A Modernidade oscila entre o Mal e a Loucura. No meio destes, a solidão é o reflexo da liberdade que o artista logra conquistar para ser fiel à sua criação. A tentação do abismo pode ser uma viagem sem volta. Ao artista, dividido entre o homem-social e o homem-criador, resta a fuga pelos caminhos obscuros do misticismo ou das drogas. Ou de ambos.

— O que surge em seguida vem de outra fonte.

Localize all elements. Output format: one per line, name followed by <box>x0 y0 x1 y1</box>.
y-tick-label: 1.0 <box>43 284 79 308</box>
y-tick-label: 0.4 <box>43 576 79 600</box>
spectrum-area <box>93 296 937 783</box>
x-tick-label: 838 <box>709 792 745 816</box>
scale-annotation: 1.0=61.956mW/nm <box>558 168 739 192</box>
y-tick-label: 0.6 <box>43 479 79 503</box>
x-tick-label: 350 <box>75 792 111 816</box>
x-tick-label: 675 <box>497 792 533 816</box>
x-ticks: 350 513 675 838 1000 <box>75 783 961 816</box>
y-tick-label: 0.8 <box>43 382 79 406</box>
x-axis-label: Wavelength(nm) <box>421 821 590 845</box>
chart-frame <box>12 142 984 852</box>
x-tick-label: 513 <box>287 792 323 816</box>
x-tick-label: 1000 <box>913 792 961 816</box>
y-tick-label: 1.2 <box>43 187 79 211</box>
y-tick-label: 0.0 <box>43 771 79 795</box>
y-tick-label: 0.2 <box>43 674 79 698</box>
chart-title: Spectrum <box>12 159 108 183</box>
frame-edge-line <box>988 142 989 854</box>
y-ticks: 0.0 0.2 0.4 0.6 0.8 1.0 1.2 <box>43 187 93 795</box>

Das experiências de Baudelaire, escrevendo sob o efeito do haxixe e do ópio, até a iniciação de Huxley com a mescalina, descrita em As portas da percepção, o Surrealismo abriu às artes, e em particular à literatura, a possibilidade de rejeitar o racionalismo e a lógica, enveredando pelo desconexo, pelo absurdo. O delírio paranóico, síntese lúdica do real desprezado, era o ideal dos que buscavam a alienação como forma de atuar criticamente na sociedade do entreguerras. Experimentar a loucura sem perder o equilíbrio passou a ser o fim de uma arte que buscava a interpretação sensorial do mundo. O artista não pode sentir da mesma forma que o homem comum, logo, ao homem duplo, dividido, deve compensar a transcendência da percepção.

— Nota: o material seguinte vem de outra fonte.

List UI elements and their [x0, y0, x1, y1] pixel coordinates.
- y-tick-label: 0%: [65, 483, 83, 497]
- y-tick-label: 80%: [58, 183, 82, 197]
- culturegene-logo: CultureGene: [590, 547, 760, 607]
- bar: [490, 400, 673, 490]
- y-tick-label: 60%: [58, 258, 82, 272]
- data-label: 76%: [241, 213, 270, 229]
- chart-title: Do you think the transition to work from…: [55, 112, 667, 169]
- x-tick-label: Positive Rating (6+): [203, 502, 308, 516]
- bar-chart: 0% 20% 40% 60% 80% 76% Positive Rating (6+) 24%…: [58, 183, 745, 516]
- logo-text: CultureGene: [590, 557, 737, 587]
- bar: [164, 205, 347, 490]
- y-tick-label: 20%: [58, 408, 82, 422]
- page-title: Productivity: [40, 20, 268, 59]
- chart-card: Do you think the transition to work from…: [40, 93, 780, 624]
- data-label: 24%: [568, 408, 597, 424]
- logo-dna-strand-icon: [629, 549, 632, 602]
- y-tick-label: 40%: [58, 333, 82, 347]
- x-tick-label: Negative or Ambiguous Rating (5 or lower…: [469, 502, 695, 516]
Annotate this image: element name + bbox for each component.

Artaud no fim: drogas, asilos, eletrochoques.
Quando Antonin Artaud escreveu a versão definitiva de A dança do peiote, relatando sua passagem e iniciação entre os tarahumaras, no México, já estava num estágio avançado dessa caminhada: a vertigem dos loucos que não têm mais poder sobre si. O que Artaud buscara sempre, o domínio da linguagem para fazê-la explodir para além das convenções sociais e das limitações da arte ocidental, acaba por levá-lo à solidão libertária da loucura. Como Hölderlin e Nietzsche, Artaud permanece indecifrado: “eu não separo o meu pensamento da minha vida”. O paradoxo que se instala, o artista à frente de seu tempo, só pode ser aceito a partir da compreensão de uma certa metafísica da dor: “tudo o que não for um tétano da alma, ou não provier de um tétano da alma, não é verdadeiro e não pode ser aceito como poesia”. A crueldade, sobre a qual ele arquitetava a derrocada da linguagem, era sobretudo consigo mesmo − o “outro”, aos poucos, tomava o lugar do “eu” solitário, rompido, fragmentado, buscando a libertação.